Fig. 9. Analysis of stable and changing chromatin interactions upon EZH2 inhibition.

a Proportions of unchanged 4C interactions in different distance categories (short, intermediate and long) in 5 μM GSK343-treated K562 cells. The bait name is used as the name of the 4C libraries. As the distance of 4C interactions increases, the proportion of unchanged 4C interactions drops, suggesting that long-range interactions are perturbed. b The average distance of changed loops (gained loops and lost loops) is greater than unchanged loops upon GSK343 treatment when using MRR2-A1 as the bait. c Venn diagram of 4C chromatin interactions using MRR2-A1 as the bait in DMSO and GSK343 condition. d Table of Reads Per Million (RPMs) of 4C chromatin interactions in two individual replicates. e 3C-PCR of IGF2-MRR2-A1 loop in DMSO and GSK343 condition by two independent 3C libraries. The data are shown as relative intensity. f RT-qPCR of TRPM5 gene (N = 4) and 3C-PCR of TRPM5-MRR2-A1 in DMSO and GSK343 condition by two independent 3C libraries. All data shown here are average + standard error. P value is calculated by two-tailed student’s t-test. P value less than 0.01 is shown as **.

Fig. 10. Integrative analysis of H3K27me3, H3K27ac and chromatin interactions upon EZH2 inhibition.

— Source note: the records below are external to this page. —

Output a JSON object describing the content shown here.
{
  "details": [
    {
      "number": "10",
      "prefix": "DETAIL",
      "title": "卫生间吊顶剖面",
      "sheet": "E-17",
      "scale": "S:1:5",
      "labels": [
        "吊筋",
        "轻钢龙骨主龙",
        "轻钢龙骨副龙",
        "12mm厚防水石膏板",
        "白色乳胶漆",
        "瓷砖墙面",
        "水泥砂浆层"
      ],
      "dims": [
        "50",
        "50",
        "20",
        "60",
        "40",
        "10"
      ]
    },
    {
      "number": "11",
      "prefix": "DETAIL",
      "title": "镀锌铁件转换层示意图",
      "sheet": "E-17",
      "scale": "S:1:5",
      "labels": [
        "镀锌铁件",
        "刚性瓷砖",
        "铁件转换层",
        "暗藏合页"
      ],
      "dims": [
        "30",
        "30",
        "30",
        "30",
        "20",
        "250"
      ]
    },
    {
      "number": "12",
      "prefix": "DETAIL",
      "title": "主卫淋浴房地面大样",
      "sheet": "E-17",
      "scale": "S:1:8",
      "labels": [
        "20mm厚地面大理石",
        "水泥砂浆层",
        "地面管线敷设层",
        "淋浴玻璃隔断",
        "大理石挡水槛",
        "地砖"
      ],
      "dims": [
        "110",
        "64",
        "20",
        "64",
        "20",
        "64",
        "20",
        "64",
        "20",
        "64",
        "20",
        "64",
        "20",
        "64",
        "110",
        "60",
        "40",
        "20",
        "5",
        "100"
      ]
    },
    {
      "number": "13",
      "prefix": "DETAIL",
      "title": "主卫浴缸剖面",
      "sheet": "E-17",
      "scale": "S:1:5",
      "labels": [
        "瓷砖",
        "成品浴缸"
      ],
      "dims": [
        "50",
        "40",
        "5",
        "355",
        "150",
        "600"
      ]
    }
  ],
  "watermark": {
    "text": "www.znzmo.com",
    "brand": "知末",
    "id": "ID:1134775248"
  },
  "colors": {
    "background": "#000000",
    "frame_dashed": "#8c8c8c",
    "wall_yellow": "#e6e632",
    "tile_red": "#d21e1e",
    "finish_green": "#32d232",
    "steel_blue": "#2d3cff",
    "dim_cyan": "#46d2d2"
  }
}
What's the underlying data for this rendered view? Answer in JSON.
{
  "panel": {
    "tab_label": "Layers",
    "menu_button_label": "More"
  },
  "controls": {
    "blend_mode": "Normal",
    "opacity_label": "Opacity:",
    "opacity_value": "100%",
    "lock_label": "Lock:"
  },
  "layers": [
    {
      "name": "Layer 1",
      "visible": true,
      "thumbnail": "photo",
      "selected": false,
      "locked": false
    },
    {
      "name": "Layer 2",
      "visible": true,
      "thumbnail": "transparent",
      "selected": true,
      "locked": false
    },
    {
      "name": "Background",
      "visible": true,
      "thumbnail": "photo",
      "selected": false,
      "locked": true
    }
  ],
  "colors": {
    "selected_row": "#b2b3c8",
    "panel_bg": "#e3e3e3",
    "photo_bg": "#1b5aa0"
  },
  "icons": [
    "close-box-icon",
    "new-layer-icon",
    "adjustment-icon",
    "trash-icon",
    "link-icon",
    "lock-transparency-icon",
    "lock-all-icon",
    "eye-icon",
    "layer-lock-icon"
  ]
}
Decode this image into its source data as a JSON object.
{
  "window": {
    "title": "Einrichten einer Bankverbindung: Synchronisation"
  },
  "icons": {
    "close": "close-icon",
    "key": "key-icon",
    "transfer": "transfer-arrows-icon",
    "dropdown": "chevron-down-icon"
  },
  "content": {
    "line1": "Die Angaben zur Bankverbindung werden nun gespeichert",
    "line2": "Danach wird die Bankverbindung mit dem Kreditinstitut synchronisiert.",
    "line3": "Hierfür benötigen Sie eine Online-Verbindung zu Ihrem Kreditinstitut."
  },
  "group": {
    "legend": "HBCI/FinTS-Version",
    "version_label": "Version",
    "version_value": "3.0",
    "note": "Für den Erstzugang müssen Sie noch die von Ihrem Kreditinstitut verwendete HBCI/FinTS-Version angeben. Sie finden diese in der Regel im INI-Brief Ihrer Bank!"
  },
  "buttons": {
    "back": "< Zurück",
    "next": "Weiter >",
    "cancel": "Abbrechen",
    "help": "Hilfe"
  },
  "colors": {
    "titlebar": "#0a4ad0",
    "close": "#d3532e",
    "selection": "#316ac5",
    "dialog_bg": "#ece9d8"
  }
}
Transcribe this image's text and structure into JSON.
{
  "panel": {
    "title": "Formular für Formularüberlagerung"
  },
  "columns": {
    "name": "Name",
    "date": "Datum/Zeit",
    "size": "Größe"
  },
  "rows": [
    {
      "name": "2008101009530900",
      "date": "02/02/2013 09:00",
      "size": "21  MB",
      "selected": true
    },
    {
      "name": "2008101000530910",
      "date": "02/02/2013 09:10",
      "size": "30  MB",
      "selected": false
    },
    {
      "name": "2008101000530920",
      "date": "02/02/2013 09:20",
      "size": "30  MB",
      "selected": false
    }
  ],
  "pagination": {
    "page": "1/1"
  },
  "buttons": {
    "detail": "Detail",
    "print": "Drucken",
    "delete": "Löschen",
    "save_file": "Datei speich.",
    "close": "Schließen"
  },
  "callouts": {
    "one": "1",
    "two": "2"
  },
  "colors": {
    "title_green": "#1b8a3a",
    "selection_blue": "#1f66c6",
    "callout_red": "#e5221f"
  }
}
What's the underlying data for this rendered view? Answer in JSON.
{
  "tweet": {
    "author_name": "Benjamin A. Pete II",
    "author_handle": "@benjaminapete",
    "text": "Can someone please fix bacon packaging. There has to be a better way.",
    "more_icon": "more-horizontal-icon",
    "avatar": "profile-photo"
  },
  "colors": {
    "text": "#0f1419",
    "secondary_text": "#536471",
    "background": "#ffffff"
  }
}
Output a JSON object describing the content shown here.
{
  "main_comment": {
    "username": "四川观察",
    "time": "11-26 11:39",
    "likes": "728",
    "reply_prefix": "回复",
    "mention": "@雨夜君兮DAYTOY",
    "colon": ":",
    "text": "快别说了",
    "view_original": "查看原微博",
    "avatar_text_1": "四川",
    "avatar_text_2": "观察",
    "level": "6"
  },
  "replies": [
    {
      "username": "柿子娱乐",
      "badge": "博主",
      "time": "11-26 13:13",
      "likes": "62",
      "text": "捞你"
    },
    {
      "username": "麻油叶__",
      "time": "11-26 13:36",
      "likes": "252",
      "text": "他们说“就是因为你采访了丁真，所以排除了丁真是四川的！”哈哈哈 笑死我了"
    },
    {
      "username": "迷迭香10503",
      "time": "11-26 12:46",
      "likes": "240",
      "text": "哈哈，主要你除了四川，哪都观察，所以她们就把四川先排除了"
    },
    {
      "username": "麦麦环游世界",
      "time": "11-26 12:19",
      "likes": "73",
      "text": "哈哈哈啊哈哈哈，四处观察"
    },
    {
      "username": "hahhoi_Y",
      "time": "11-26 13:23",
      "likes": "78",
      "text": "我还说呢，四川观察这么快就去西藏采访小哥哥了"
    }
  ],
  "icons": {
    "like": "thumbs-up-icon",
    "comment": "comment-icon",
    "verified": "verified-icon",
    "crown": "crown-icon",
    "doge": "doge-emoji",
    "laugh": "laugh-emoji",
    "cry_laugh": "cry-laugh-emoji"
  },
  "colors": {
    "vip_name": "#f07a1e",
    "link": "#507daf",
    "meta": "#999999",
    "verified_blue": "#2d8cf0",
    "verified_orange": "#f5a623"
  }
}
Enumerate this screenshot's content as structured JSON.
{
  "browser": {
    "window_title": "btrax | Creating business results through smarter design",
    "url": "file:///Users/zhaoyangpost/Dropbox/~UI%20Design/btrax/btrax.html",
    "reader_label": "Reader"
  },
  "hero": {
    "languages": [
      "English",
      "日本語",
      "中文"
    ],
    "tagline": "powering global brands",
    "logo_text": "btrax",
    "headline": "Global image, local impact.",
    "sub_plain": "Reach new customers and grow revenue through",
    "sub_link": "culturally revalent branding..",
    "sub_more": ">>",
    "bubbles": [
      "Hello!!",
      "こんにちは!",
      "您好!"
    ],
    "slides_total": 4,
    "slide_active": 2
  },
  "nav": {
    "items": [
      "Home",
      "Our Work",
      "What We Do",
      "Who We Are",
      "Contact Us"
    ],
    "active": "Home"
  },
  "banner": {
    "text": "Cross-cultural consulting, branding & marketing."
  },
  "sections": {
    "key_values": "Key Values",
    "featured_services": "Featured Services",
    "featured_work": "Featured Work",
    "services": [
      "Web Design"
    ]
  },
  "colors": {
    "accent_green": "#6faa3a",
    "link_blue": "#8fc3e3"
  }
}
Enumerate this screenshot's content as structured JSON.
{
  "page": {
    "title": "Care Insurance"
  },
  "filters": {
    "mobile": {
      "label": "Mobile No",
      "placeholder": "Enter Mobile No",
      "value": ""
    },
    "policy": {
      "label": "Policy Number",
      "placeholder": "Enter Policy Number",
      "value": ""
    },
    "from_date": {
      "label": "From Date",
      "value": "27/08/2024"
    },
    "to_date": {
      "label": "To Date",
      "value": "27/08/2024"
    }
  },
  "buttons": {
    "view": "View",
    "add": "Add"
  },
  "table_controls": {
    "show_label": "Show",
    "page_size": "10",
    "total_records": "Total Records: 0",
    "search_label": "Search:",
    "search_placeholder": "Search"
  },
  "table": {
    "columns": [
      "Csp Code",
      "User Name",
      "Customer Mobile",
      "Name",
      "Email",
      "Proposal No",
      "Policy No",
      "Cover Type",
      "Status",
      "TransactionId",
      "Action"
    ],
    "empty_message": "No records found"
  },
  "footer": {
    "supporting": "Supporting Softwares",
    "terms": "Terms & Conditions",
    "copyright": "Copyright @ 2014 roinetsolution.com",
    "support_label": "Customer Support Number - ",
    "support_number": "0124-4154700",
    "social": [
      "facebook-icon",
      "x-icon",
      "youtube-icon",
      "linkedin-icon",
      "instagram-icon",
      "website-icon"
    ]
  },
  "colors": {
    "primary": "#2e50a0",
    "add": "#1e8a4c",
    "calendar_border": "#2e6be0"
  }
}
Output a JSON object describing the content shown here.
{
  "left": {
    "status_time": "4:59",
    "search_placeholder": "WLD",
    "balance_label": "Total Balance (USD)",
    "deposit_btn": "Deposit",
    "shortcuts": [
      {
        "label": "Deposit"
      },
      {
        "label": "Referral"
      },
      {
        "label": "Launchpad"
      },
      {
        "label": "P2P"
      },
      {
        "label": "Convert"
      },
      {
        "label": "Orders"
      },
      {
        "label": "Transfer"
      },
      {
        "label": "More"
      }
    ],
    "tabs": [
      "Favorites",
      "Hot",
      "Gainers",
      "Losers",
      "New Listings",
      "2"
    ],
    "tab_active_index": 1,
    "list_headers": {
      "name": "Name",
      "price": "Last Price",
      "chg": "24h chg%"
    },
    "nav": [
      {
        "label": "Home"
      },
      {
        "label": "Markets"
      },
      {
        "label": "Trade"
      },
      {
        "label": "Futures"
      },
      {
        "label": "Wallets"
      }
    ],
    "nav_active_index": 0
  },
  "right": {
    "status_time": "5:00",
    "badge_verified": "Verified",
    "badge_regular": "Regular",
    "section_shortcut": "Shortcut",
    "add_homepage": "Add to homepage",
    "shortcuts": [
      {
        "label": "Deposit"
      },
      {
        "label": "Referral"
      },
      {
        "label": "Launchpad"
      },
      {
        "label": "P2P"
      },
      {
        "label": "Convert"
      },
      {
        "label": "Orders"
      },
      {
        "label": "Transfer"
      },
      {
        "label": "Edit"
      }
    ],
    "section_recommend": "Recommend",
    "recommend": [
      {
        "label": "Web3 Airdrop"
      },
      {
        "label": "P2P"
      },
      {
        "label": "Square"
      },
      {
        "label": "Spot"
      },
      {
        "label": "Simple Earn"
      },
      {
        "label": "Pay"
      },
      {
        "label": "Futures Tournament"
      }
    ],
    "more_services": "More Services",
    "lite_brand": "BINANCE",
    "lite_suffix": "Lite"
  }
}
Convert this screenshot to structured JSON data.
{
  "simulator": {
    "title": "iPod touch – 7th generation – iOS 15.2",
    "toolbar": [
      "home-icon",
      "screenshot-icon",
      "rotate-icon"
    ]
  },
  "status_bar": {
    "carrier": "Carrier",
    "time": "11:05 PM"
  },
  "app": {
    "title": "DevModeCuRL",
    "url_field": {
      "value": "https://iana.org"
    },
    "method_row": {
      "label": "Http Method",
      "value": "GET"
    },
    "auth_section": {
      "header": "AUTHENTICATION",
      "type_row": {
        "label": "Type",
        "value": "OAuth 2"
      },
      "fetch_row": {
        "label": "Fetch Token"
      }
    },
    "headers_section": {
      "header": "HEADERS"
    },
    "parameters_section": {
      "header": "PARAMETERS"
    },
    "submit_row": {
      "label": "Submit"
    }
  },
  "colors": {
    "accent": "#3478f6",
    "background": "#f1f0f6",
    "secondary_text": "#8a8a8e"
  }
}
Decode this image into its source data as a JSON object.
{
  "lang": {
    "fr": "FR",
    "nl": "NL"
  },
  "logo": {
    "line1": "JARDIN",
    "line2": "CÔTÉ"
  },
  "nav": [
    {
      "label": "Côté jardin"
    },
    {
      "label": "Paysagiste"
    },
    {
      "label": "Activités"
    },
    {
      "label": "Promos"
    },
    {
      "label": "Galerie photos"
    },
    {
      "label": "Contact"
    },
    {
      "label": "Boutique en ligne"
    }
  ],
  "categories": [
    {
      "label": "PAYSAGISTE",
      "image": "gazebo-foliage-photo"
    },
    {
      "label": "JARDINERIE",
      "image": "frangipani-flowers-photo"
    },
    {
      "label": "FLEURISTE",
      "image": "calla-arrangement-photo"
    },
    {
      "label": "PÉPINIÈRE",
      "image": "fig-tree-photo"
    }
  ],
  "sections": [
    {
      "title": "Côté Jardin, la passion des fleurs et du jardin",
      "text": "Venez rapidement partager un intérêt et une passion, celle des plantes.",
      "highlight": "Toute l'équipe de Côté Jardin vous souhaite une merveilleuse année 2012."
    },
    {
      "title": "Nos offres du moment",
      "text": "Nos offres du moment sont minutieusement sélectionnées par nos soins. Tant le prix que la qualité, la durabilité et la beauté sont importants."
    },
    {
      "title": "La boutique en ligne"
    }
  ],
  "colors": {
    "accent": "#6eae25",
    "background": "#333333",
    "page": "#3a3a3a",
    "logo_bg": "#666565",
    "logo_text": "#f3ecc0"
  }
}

a Heatmap of ChIP-seq signal changes of H3K27me3 and H3K27ac at different types of 4C regions (gained, lost and unchanged) in DMSO and GSK343 treated K562 cells. b Boxplots of ChIP-seq signal changes of H3K27me3 and H3K27ac at different types of 4C regions in DMSO and GSK343 treated K562 cells. The same 4C regions are connected by gray lines. Unchanged (n = 86), changed-gained (n = 26), changed-lost (n = 58), changed (gained plus lost, n = 84). Wilcoxon paired test p values are indicated. Box and whiskers plot: whiskers were extended to the furthest value that is no more than 1.5 times the inter-quartile range. The boxes represent the 25th percentile, median, and 75th percentile. c Screenshot of H3K27me3 and H3K27ac ChIP-seq at MRR2-A1, IGF2 gene and TRPM5 gene regions in DMSO and GSK343 as well as 4C-seq using MRR2-A1 as the bait. MRR2-A1 bait, IGF2 bait and TRPM5 bait were highlighted and zoomed in for ChIP-seq. d 3-dimensional and 2-dimensional cartoon schematics of our proposed model involving two mechanisms of how GSK343 leads to IGF2 gene and TRPM5 gene upregulation at stable and changing chromatin interactions respectively.